(The name means wide-leaved beak-seed.)
Cyperaceae, the Sedge Family
Today’s wildflower is the chosen topic because it is so pretty and so eye-catching now in mid summer. Rhynchspora latifolia decorates wet meadows and similar habitats standing 3 feet tall, waving its white and green flower heads above its neighbors. Its smaller cousin Rhynchospora colorata has fewer white lobes, has the lobes not narrow abruptly at the green parts, often grows more crowded, and prefers slightly less wet sites. According to reports R. colorata prefers alkaline as opposed to R. latifolia in acid locales, although I suspect that habitat difference is a bit overstated. I’ve seen the two growing within a few yards of each other. Checking that out with a pH meter would make a great class research project.
What’s famously odd about the two rhynchosporas, additional Rhynchospora species not represented locally, and a smattering of other sedges and grasses is that they are fully or partially insect-pollinated species in huge plant families the textbooks generalize as wind-pollinated. These are plants whose ancestors turned away from insect-pollination to wind, then the painted-sedges reverted to insects..

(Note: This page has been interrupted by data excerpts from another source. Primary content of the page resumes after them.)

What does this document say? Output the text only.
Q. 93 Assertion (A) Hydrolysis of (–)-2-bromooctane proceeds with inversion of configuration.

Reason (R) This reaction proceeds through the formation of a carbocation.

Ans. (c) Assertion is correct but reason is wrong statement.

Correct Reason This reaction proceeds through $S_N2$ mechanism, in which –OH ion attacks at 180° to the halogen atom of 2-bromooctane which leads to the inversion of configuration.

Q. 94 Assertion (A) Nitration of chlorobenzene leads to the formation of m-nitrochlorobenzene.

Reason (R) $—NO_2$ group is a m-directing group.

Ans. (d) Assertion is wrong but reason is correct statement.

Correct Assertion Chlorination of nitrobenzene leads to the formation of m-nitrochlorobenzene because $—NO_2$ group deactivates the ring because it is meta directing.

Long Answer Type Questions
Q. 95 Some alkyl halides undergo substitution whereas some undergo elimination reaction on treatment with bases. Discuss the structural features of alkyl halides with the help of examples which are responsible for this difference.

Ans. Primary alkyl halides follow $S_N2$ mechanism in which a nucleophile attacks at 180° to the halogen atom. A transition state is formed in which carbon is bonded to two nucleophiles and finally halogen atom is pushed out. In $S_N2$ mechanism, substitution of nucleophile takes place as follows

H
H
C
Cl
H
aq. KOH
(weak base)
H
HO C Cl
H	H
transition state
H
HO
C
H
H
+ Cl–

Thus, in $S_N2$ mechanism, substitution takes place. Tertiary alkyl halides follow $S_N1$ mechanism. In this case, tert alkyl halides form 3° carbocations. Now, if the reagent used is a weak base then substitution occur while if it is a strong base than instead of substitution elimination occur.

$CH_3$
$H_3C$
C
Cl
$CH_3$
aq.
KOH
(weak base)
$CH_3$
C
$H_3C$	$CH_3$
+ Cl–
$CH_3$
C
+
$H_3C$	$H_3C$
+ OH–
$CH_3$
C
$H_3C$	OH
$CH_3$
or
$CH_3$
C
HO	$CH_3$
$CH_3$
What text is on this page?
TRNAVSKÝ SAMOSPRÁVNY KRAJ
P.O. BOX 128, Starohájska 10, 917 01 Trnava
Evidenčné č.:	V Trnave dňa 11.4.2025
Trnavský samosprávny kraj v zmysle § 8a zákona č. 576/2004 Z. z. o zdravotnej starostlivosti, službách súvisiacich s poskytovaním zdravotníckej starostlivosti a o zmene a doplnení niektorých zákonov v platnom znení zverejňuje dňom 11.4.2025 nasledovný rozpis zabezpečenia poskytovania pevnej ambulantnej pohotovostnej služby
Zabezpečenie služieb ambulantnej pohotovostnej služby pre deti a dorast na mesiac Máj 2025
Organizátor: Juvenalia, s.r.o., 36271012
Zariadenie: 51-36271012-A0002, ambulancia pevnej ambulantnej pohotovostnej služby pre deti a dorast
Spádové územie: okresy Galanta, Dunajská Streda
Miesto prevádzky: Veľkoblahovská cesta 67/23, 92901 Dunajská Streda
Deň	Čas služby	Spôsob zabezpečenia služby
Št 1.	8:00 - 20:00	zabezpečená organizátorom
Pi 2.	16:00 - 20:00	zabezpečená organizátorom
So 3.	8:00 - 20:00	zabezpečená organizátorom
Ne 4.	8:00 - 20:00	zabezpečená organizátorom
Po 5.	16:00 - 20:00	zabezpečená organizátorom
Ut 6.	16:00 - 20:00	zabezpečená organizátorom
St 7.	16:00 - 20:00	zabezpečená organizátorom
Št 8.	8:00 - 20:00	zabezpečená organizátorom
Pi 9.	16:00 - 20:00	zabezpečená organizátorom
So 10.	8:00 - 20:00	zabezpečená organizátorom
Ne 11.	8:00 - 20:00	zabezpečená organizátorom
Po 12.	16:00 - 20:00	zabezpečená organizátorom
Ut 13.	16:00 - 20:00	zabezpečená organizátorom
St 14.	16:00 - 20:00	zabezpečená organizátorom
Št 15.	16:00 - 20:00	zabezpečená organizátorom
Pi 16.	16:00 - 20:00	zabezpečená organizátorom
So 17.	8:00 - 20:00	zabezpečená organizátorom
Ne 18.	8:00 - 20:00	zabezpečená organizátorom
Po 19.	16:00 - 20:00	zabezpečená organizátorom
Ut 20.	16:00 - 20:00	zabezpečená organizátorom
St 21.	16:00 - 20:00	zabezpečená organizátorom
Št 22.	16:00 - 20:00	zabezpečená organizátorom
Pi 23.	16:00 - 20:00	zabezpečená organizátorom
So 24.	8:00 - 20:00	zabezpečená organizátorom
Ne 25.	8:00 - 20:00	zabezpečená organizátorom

That’s like going back to golf after you throw away the clubs. They had to re-evolve all the insect-related pollination apparatus starting from scratch. Colorful petals were long-gone so the replacements are false petals made of white leaves (bracts) green at the tips. Nectar is gone too, but there’s bright yellow pollen to attract and feed visitors. What’s dismaying is that these flowers have re-evolved sweet floral perfume, released it seems only briefly in the morning. Most of the day they are without fragrance, but at perfume time they are surprisingly potent.
Morning seems to be the main time for action. That is when all or most of the pollen-bearing anthers come forth, although they can persist all day. That is also when most of the pollen-receptive stigmas come forth, although some may be apparent all day.
In each tiny flower the pollen-making anthers emerge from the bracts enclosing them and start releasing pollen before the pollen-receiving stigmas mature and emerge. The anthers are bright yellow and prominent. The stigmas are white, small, and held close to the flower head. Male-first is called protandry (PRO-tand-ry). However, the flower head is made of hundreds of flowers, so that even if one flower is “male,” adjacent flowers may be in the female phase, or transitional. Thus the entire head can be a mass of male and female flowers, although late in the day the balance shifts strongly to persistent stamens as most of the stigmas wither.
The species needs a preponderance of anthers as opposed to stigmas, because the roles the anthers have in attracting and feeding pollinators, and in manufacturing massive quantities of pollen.
If functionally male and female flowers can be mixed close together in the same spikelet, does self-pollination occur? Evidence that effective self-pollination is unusual or nonexistent is that many flower heads mature no fruits, or very few, while some others are productive. Fruit productivity reflects luck in cross pollination. No visitors from other flower heads carrying pollen from afar, no fruits.
If thwarting self-pollination does not seem a key reason for protandry in individual flowers, what is the benefit of a flowering making stamens first? I don’t know, but have a speculative notion:
As the stamens and stigmas mature they have to pass through a narrow bottleneck of tiny leafy bracts in order to see the light of day. If the soft and delicate stigmas matured first they might be crushed in the bottleneck by the large, firm, pollen-filled anther bullies. Like letting the mice off of Noah’s Ark before the horses. Once the anthers have “cleared the door,” it is safe for the more delicate stigmas.
Reported visitors include bees and hoverflies (syrphids), an interesting combo given that both feed on or gather pollen.